いつ頃だったかは、はっきり覚えていないのですが、ある時、本屋さんに立ち寄り何気なく手にしたのが、東野圭吾さんの文庫本でした。

とても面白く、その作家の本は、ほとんど読破しています。
その中で、とても感動した本が「麒麟の翼」です。
映画にもなり、ご存じの方も多いと思いますが、そのお話をさせていただきます。

 

東京駅、八重洲出口から出て、日本橋に立つ麒麟像。
本来、神話に登場する麒麟には翼がありません。
麒麟は龍の頭に鹿の体、牛の尾を持つ霊獣であり、翼がなくても空を飛ぶことできるとされています。

しかし日本橋の麒麟像にはまるで西洋のドラゴン・ポケモンのキャラのような立派な「翼」が彫られています。
その理由は、明治時代設計されたわけですが、日本橋は、五街道(東海道・中山道)などの出発点。
すなわち、「日本の道路の原点」です。

この場所から、「日本中へ、そして世界中へと羽ばたいていけるように」という飛躍のシンボルとして、本来ないはずの翼が付け加えられたのです。

 

ストーリーは、日本橋の麒麟像の前で起きた殺人事件を通して、「罪と救済」、そして「家族の絆」を深く掘り下げた傑作です。

被害者の父親が自身の過去の過ちを悔い、息子の歪んだ認識を正そうとする姿は、あまりにも切なく崇高です。
特に印象的なのは、麒麟の翼が持つ「ここから飛び立つ」という希望の象徴として意味です。

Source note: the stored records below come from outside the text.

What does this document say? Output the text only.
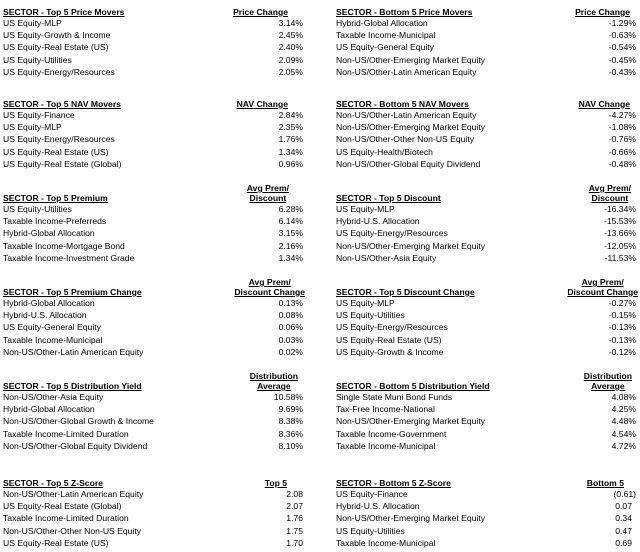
SECTOR - Top 5 Price Movers	Price Change
US Equity-MLP	3.14%
US Equity-Growth & Income	2.45%
US Equity-Real Estate (US)	2.40%
US Equity-Utilities	2.09%
US Equity-Energy/Resources	2.05%
SECTOR - Bottom 5 Price Movers	Price Change
Hybrid-Global Allocation	-1.29%
Taxable Income-Municipal	-0.63%
US Equity-General Equity	-0.54%
Non-US/Other-Emerging Market Equity	-0.45%
Non-US/Other-Latin American Equity	-0.43%
SECTOR - Top 5 NAV Movers	NAV Change
US Equity-Finance	2.84%
US Equity-MLP	2.35%
US Equity-Energy/Resources	1.76%
US Equity-Real Estate (US)	1.34%
US Equity-Real Estate (Global)	0.96%
SECTOR - Bottom 5 NAV Movers	NAV Change
Non-US/Other-Latin American Equity	-4.27%
Non-US/Other-Emerging Market Equity	-1.08%
Non-US/Other-Other Non-US Equity	-0.76%
US Equity-Health/Biotech	-0.66%
Non-US/Other-Global Equity Dividend	-0.48%
SECTOR - Top 5 Premium
Avg Prem/
Discount
US Equity-Utilities	6.28%
Taxable Income-Preferreds	6.14%
Hybrid-Global Allocation	3.15%
Taxable Income-Mortgage Bond	2.16%
Taxable Income-Investment Grade	1.34%
SECTOR - Top 5 Discount
Avg Prem/
Discount
US Equity-MLP	-16.34%
Hybrid-U.S. Allocation	-15.53%
US Equity-Energy/Resources	-13.66%
Non-US/Other-Emerging Market Equity	-12.05%
Non-US/Other-Asia Equity	-11.53%
SECTOR - Top 5 Premium Change
Avg Prem/
Discount Change
Hybrid-Global Allocation	0.13%
Hybrid-U.S. Allocation	0.08%
US Equity-General Equity	0.06%
Taxable Income-Municipal	0.03%
Non-US/Other-Latin American Equity	0.02%
SECTOR - Top 5 Discount Change
Avg Prem/
Discount Change
US Equity-MLP	-0.27%
US Equity-Utilities	-0.15%
US Equity-Energy/Resources	-0.13%
US Equity-Real Estate (US)	-0.13%
US Equity-Growth & Income	-0.12%
SECTOR - Top 5 Distribution Yield
Distribution
Average
Non-US/Other-Asia Equity	10.58%
Hybrid-Global Allocation	9.69%
Non-US/Other-Global Growth & Income	8.38%
Taxable Income-Limited Duration	8.36%
Non-US/Other-Global Equity Dividend	8.10%
SECTOR - Bottom 5 Distribution Yield
Distribution
Average
Single State Muni Bond Funds	4.08%
Tax-Free Income-National	4.25%
Non-US/Other-Emerging Market Equity	4.48%
Taxable Income-Government	4.54%
Taxable Income-Municipal	4.72%
SECTOR - Top 5 Z-Score	Top 5
Non-US/Other-Latin American Equity	2.08
US Equity-Real Estate (Global)	2.07
Taxable Income-Limited Duration	1.76
Non-US/Other-Other Non-US Equity	1.75
US Equity-Real Estate (US)	1.70
SECTOR - Bottom 5 Z-Score	Bottom 5
US Equity-Finance	(0.61)
Hybrid-U.S. Allocation	0.07
Non-US/Other-Emerging Market Equity	0.34
US Equity-Utilities	0.47
Taxable Income-Municipal	0.69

自分の過ちから逃げず、正しく向き合うことこそが真の再出発であるというメッセージは、強く胸に響きます。

 

わたしは、東京に行った際は、必ず寄り勇気をもらっています。

単なる観光地ではなく、誰かの人生の「再出発」を見守る場所なのだと実感します。
100年以上も前から、多くの人の期待と、時には誰かの祈りを受け止めてきた麒麟の姿は、都会のビル群に囲まれながらも、どこか誇らしげに見えます。

 

 

東京に行く用事がある時は、是非寄ってください。
できれば、本を読んで行かれると、より一層の感動が待っています。